Любовной сцены не получилось, потому что я полезла в сумку за телефоном. Звонил отец. Это почему-то напугало, какое-то время я прикидывала: отвечать или нет, – и, наконец, ответила:
– Да, папа.
Голос отца звучал привычно ласково, и я поне-многу начала успокаиваться. Папа спрашивал, где я, сообщил, что сегодня решил закончить работу пораньше, и просил заехать к нему. Я сказала, что буду примерно через час, и убрала телефон.
– Что он хотел? – спросил Берзинь.
Меня неприятно поразила его интонация, точно речь шла об общем враге.
– Закончил работу пораньше, хочет увидеться, – пожала я плечами.
– Чепуха. Он уже знает, что ты затеяла, и ему это не нравится. А когда выяснит, кто тебе помогает… не удивлюсь, если тебя запрут в твоей детской.
– Не говори глупостей, – отмахнулась я. – Отвези меня домой.
– К тебе или к нему?
– Ко мне.
– Надеешься сохранить в тайне факт нашего знакомства?
– Чего ты добиваешься? – разозлилась я.
Берзинь тут же пошел на попятный:
– Я подожду возле его дома… ты встретишься с отцом, и я тебя отвезу…

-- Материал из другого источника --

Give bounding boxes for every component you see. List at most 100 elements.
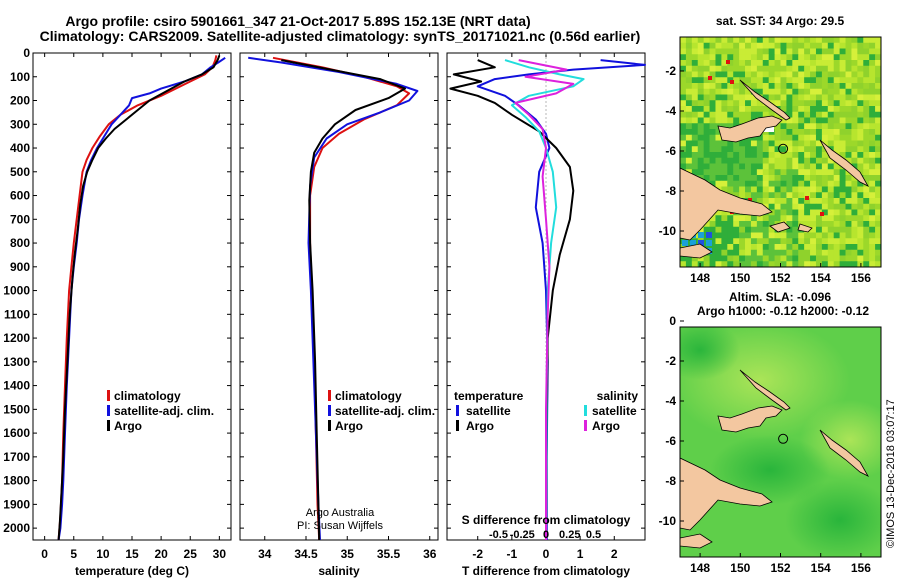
x-tick-label: 0 [41, 547, 48, 561]
legend-label-satellite: satellite-adj. clim. [335, 404, 435, 418]
temperature-axis-label: temperature (deg C) [75, 564, 189, 578]
y-tick-label: 300 [10, 117, 30, 131]
legend-swatch-argo [328, 420, 331, 431]
legend-swatch-argo [107, 420, 110, 431]
credit-org: Argo Australia [306, 507, 375, 519]
legend-label-t-satellite: satellite [466, 404, 511, 418]
map-x-tick-label: 150 [730, 271, 750, 285]
salinity-profile-marks: 34 34.5 35 35.5 36 [240, 52, 438, 561]
sst-argo-marker [778, 143, 789, 154]
y-tick-label: 700 [10, 212, 30, 226]
x-tick-label: 34 [258, 547, 272, 561]
sla-map-title: Altim. SLA: -0.096 [729, 290, 831, 304]
difference-legend: temperature satellite Argo salinity sate… [454, 389, 638, 433]
y-tick-label: 1500 [3, 402, 30, 416]
y-tick-label: 1800 [3, 474, 30, 488]
x-tick-label: 36 [423, 547, 437, 561]
map-y-tick-label: -8 [665, 184, 676, 198]
series-line-s-argo [514, 59, 575, 540]
legend-label-t-argo: Argo [466, 419, 494, 433]
x-tick-label: 25 [184, 547, 198, 561]
map-x-tick-label: 152 [770, 271, 790, 285]
header-line-2: Climatology: CARS2009. Satellite-adjuste… [40, 28, 641, 44]
map-y-tick-label: -4 [665, 394, 676, 408]
sst-map-title: sat. SST: 34 Argo: 29.5 [716, 14, 845, 28]
x-tick-label: 30 [213, 547, 227, 561]
difference-profile-marks: -2 -1 0 1 2 [447, 52, 646, 561]
legend-label-climatology: climatology [114, 389, 181, 403]
map-x-tick-label: 154 [811, 561, 831, 575]
legend-swatch-s-satellite [584, 405, 587, 416]
map-x-tick-label: 156 [851, 561, 871, 575]
map-x-tick-label: 148 [690, 561, 710, 575]
sla-map-subtitle: Argo h1000: -0.12 h2000: -0.12 [697, 304, 869, 318]
temperature-legend: climatology satellite-adj. clim. Argo [107, 389, 214, 433]
x-tick-label: 10 [96, 547, 110, 561]
series-line-climatology [57, 55, 218, 541]
y-tick-label: 2000 [3, 521, 30, 535]
map-y-tick-label: -2 [665, 64, 676, 78]
legend-label-s-argo: Argo [592, 419, 620, 433]
temperature-profile-marks: 0100200300400500600700800900100011001200… [3, 46, 231, 561]
x-tick-label: 20 [154, 547, 168, 561]
legend-title-salinity: salinity [597, 389, 639, 403]
map-y-tick-label: 0 [669, 314, 676, 328]
sst-land [680, 79, 870, 259]
sst-map [680, 37, 881, 267]
map-y-tick-label: -10 [659, 224, 677, 238]
sla-land [680, 369, 870, 549]
y-tick-label: 1900 [3, 497, 30, 511]
legend-label-argo: Argo [114, 419, 142, 433]
s-tick-label: -0.5 [489, 529, 508, 541]
y-tick-label: 1300 [3, 355, 30, 369]
x-tick-label: -1 [507, 547, 518, 561]
x-tick-label: -2 [472, 547, 483, 561]
x-tick-label: 35.5 [377, 547, 401, 561]
x-tick-label: 35 [341, 547, 355, 561]
legend-label-climatology: climatology [335, 389, 402, 403]
legend-label-satellite: satellite-adj. clim. [114, 404, 214, 418]
salinity-axis-label: salinity [318, 564, 360, 578]
series-line-satellite-adj-clim- [248, 56, 419, 541]
temperature-panel [32, 52, 232, 541]
map-y-tick-label: -4 [665, 104, 676, 118]
x-tick-label: 5 [70, 547, 77, 561]
map-y-tick-label: -6 [665, 144, 676, 158]
legend-swatch-s-argo [584, 420, 587, 431]
x-tick-label: 2 [611, 547, 618, 561]
map-x-tick-label: 156 [851, 271, 871, 285]
legend-swatch-climatology [107, 390, 110, 401]
legend-swatch-satellite [107, 405, 110, 416]
map-y-tick-label: -10 [659, 514, 677, 528]
y-tick-label: 1200 [3, 331, 30, 345]
sla-map [680, 327, 881, 557]
x-tick-label: 0 [543, 547, 550, 561]
sla-argo-marker [778, 433, 789, 444]
s-tick-label: 0 [543, 529, 549, 541]
y-tick-label: 400 [10, 141, 30, 155]
map-x-tick-label: 150 [730, 561, 750, 575]
y-tick-label: 200 [10, 94, 30, 108]
y-tick-label: 0 [23, 46, 30, 60]
legend-swatch-climatology [328, 390, 331, 401]
y-tick-label: 500 [10, 165, 30, 179]
series-line-argo [57, 55, 221, 541]
s-tick-label: 0.25 [559, 529, 580, 541]
map-x-tick-label: 152 [770, 561, 790, 575]
imos-stamp: ©IMOS 13-Dec-2018 03:07:17 [885, 399, 897, 548]
map-y-tick-label: -2 [665, 354, 676, 368]
legend-swatch-t-argo [456, 420, 459, 431]
y-tick-label: 1100 [4, 307, 30, 321]
map-y-tick-label: -6 [665, 434, 676, 448]
header-line-1: Argo profile: csiro 5901661_347 21-Oct-2… [65, 13, 530, 29]
x-tick-label: 1 [577, 547, 584, 561]
map-x-tick-label: 148 [690, 271, 710, 285]
map-x-tick-label: 154 [811, 271, 831, 285]
y-tick-label: 800 [10, 236, 30, 250]
legend-swatch-t-satellite [456, 405, 459, 416]
y-tick-label: 900 [10, 260, 30, 274]
y-tick-label: 1600 [3, 426, 30, 440]
s-difference-label: S difference from climatology [462, 513, 631, 527]
credit-pi: PI: Susan Wijffels [297, 520, 383, 532]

– В таком случае ждать тебе придется хренову тучу времени… – И тут до меня дошло. Я таращилась на Лео в полном обалдении и не сразу смогла произнести: – Ты что… ты думаешь… да ты спятил…

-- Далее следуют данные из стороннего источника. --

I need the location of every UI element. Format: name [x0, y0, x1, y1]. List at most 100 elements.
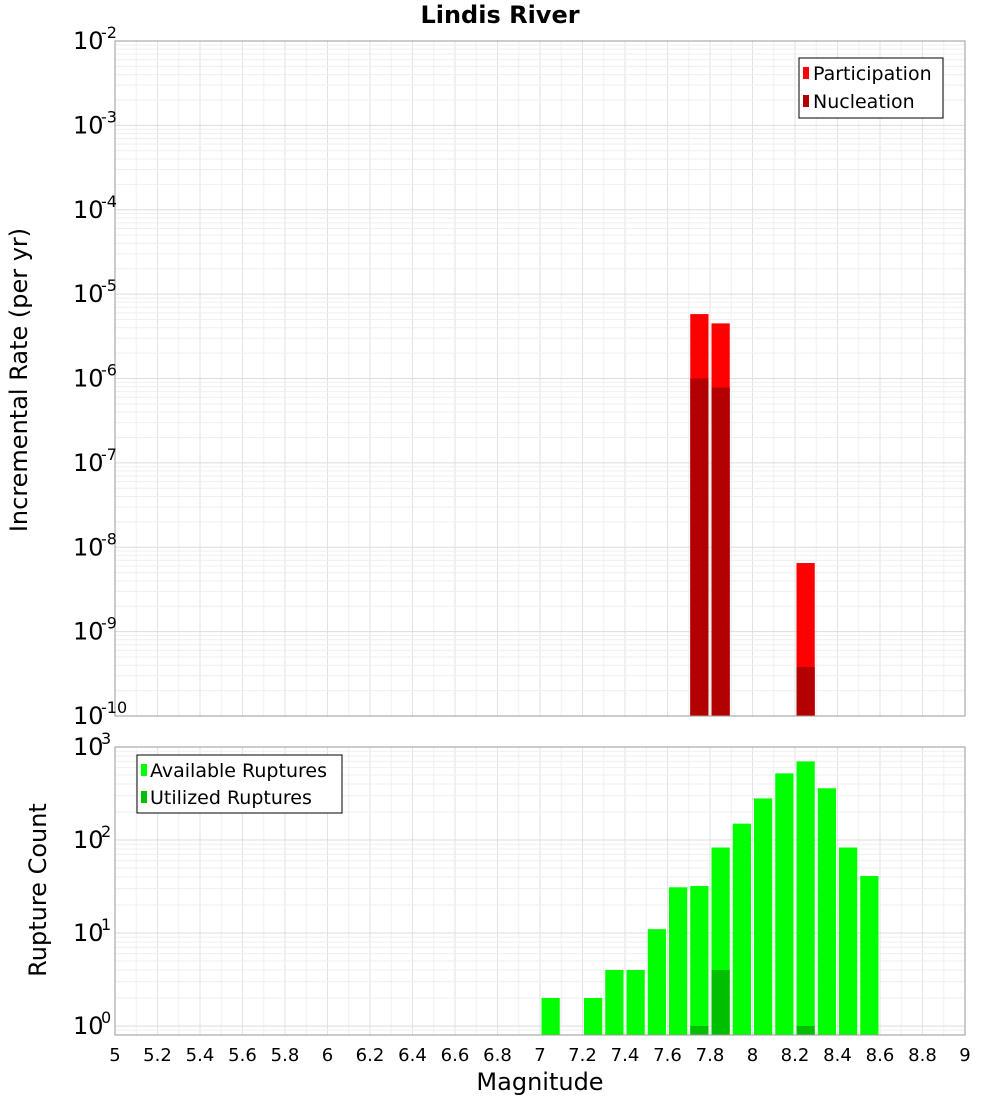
- rate-y-tick-exponent: -4: [101, 192, 117, 211]
- participation-legend-swatch: [803, 67, 809, 79]
- rate-y-tick: 10-6: [73, 361, 117, 393]
- count-y-axis-label: Rupture Count: [24, 803, 52, 977]
- x-tick-label: 6.4: [398, 1045, 427, 1066]
- count-bar-available-ruptures: [775, 773, 794, 1035]
- count-bar-available-ruptures: [817, 788, 836, 1035]
- rate-y-tick: 10-3: [73, 107, 117, 139]
- count-legend: Available Ruptures Utilized Ruptures: [136, 754, 343, 814]
- rate-y-tick-base: 10: [73, 196, 104, 224]
- x-tick-label: 5.2: [143, 1045, 172, 1066]
- available-legend-label: Available Ruptures: [150, 760, 327, 782]
- rate-y-tick-exponent: -5: [101, 276, 117, 295]
- rate-y-tick: 10-7: [73, 445, 117, 477]
- x-tick-label: 6.6: [441, 1045, 470, 1066]
- nucleation-legend-swatch: [803, 95, 809, 107]
- count-y-tick: 100: [73, 1008, 111, 1040]
- x-tick-label: 9: [959, 1045, 970, 1066]
- count-bar-available-ruptures: [647, 929, 666, 1035]
- x-tick-label: 7.4: [611, 1045, 640, 1066]
- rate-y-tick: 10-5: [73, 276, 117, 308]
- count-bar-available-ruptures: [541, 997, 560, 1035]
- utilized-legend-swatch: [141, 791, 147, 803]
- count-y-tick-exponent: 2: [101, 822, 111, 841]
- rate-y-tick: 10-10: [73, 698, 127, 730]
- count-y-tick-exponent: 1: [101, 915, 111, 934]
- rate-legend: Participation Nucleation: [798, 57, 944, 119]
- x-tick-label: 5: [109, 1045, 120, 1066]
- rate-y-tick: 10-9: [73, 614, 117, 646]
- x-tick-label: 6.8: [483, 1045, 512, 1066]
- count-bar-available-ruptures: [860, 876, 879, 1035]
- rate-y-tick: 10-4: [73, 192, 117, 224]
- rate-y-tick-base: 10: [73, 280, 104, 308]
- rate-bar-nucleation: [690, 378, 709, 716]
- count-y-tick-base: 10: [73, 826, 104, 854]
- count-y-tick-base: 10: [73, 919, 104, 947]
- count-bar-available-ruptures: [584, 997, 603, 1035]
- count-bar-available-ruptures: [796, 761, 815, 1035]
- rate-y-tick-exponent: -6: [101, 361, 117, 380]
- rate-y-tick-exponent: -9: [101, 614, 117, 633]
- rate-y-tick-base: 10: [73, 27, 104, 55]
- count-bar-available-ruptures: [839, 847, 858, 1035]
- utilized-legend-label: Utilized Ruptures: [150, 787, 312, 809]
- x-tick-label: 7.2: [568, 1045, 597, 1066]
- rate-plot-frame: [114, 40, 966, 717]
- rate-y-tick-exponent: -7: [101, 445, 117, 464]
- x-tick-label: 8.8: [908, 1045, 937, 1066]
- x-tick-label: 8.2: [781, 1045, 810, 1066]
- rate-y-tick-base: 10: [73, 449, 104, 477]
- rate-y-tick-exponent: -2: [101, 23, 117, 42]
- x-tick-label: 8.6: [866, 1045, 895, 1066]
- count-y-tick-base: 10: [73, 733, 104, 761]
- count-y-tick: 103: [73, 729, 111, 761]
- x-tick-label: 8: [747, 1045, 758, 1066]
- count-bar-available-ruptures: [669, 887, 688, 1035]
- count-bar-available-ruptures: [605, 969, 624, 1035]
- rate-y-tick-base: 10: [73, 533, 104, 561]
- count-y-tick-exponent: 3: [101, 729, 111, 748]
- rate-y-tick-base: 10: [73, 111, 104, 139]
- x-axis-label: Magnitude: [476, 1068, 603, 1096]
- rate-gridlines: [114, 40, 966, 717]
- count-legend-box: [136, 754, 343, 814]
- x-tick-label: 5.6: [228, 1045, 257, 1066]
- rate-y-tick-base: 10: [73, 702, 104, 730]
- x-tick-label: 5.4: [186, 1045, 215, 1066]
- count-bar-utilized-ruptures: [690, 1025, 709, 1035]
- participation-legend-label: Participation: [813, 63, 932, 85]
- available-legend-swatch: [141, 764, 147, 776]
- chart-title: Lindis River: [420, 1, 579, 29]
- rate-y-tick: 10-8: [73, 529, 117, 561]
- count-y-tick: 101: [73, 915, 111, 947]
- count-plot-frame: [114, 746, 966, 1036]
- x-tick-label: 8.4: [823, 1045, 852, 1066]
- count-bar-utilized-ruptures: [711, 969, 730, 1035]
- count-y-tick-base: 10: [73, 1012, 104, 1040]
- rate-legend-box: [798, 57, 944, 119]
- x-tick-label: 6.2: [356, 1045, 385, 1066]
- nucleation-legend-label: Nucleation: [813, 91, 915, 113]
- x-tick-label: 7.8: [696, 1045, 725, 1066]
- count-y-tick: 102: [73, 822, 111, 854]
- count-bar-available-ruptures: [732, 823, 751, 1035]
- rate-bar-nucleation: [796, 667, 815, 716]
- count-bar-utilized-ruptures: [796, 1025, 815, 1035]
- rate-y-tick-base: 10: [73, 365, 104, 393]
- count-bar-available-ruptures: [754, 798, 773, 1035]
- rate-y-tick-exponent: -3: [101, 107, 117, 126]
- rate-bar-nucleation: [711, 387, 730, 716]
- count-y-tick-exponent: 0: [101, 1008, 111, 1027]
- x-tick-label: 7: [534, 1045, 545, 1066]
- x-tick-label: 5.8: [271, 1045, 300, 1066]
- count-bar-available-ruptures: [626, 969, 645, 1035]
- count-bar-available-ruptures: [690, 886, 709, 1035]
- rate-y-tick: 10-2: [73, 23, 117, 55]
- rate-bars: [690, 314, 815, 716]
- rate-y-tick-exponent: -8: [101, 529, 117, 548]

– Я просто не хочу, чтобы ты вдруг исчезла. Как твоя мать.
Удар ниже пояса. С полминуты мы смотрели в глаза друг друга, гнев боролся во мне со страхом, что Берзинь может оказаться прав, ведь ему эта мысль не в пьяном угаре явилась, он сделал вполне логическое заключение… Любые факты можно трактовать по-разному. Или почти любые… Я знаю своего отца и никогда не поверю, что он способен… А Берзинь не знает.
Я продемонстрировала кулак и сказала со всей серьезностью:
– Не смей.
Он тяжко вздохнул и отвел глаза. До моего дома ехали молча. Лео хмурился и старался на меня не смотреть. Я мысленно готовила гневную отповедь и уже хотела произнести ее вслух, но почти сразу поняла: у него на мои доводы найдутся свои, и еще вопрос, какие из них покажутся серьезнее. В общем, возле подъезда я выпорхнула из машины, буркнув:
– Пока.
Он тоже вышел и сказал, когда я уже входила в подъезд:
– Обещай, что позвонишь.
Я кивнула, поспешив закрыть за собой дверь.

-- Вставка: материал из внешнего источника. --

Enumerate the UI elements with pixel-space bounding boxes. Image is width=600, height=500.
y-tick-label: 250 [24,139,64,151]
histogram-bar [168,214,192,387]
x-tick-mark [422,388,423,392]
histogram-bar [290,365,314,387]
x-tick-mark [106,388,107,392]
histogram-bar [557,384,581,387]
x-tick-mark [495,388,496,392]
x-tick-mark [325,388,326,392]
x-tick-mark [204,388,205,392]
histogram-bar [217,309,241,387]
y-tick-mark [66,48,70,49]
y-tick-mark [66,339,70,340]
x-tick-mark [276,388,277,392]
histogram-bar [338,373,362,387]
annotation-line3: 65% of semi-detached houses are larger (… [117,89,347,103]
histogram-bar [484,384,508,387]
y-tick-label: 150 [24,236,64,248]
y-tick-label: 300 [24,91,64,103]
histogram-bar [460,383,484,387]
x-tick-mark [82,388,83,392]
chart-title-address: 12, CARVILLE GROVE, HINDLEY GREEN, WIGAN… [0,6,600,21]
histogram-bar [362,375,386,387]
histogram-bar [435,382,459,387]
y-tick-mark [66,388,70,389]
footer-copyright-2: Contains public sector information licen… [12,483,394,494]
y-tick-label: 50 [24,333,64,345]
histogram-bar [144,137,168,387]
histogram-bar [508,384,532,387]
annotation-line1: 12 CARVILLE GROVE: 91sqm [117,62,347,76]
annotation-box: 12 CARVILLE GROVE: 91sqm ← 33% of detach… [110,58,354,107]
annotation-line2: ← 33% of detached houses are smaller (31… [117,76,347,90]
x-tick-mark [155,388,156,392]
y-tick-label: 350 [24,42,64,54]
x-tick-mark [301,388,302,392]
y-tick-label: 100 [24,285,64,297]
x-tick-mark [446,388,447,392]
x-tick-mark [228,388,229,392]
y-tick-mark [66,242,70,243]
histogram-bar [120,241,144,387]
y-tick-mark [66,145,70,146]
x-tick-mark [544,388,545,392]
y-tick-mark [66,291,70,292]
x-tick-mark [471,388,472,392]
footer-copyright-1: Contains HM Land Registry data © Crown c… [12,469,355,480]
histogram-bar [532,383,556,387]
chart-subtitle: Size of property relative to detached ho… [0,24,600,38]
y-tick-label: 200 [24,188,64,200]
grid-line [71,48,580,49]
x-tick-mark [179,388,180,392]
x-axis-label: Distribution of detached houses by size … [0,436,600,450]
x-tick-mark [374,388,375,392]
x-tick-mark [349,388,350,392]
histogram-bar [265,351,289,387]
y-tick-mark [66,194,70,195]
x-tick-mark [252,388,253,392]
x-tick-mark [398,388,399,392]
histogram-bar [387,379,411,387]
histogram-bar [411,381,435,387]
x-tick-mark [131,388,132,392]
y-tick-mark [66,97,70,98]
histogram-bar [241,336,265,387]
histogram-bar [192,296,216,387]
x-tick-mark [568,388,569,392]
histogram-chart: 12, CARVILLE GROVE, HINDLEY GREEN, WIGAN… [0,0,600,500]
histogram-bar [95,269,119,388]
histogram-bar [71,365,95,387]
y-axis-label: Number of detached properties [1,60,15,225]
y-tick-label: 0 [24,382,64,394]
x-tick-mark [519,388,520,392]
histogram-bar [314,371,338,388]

Папу я нашла на веранде. Он сидел в кресле-качалке с книгой в руках, но не читал, а смотрел куда-то вдаль. Может, следил за облаками. Я подошла и поцеловала его. Он улыбнулся, похлопывая меня по руке.
– Знаешь, дочь, ты стала настоящей красавицей. А я и не заметил, как выросла моя маленькая девочка.
– С детьми всегда так, – засмеялась я.
– Наверное. Остается только надеяться, что я не самый плохой отец на свете.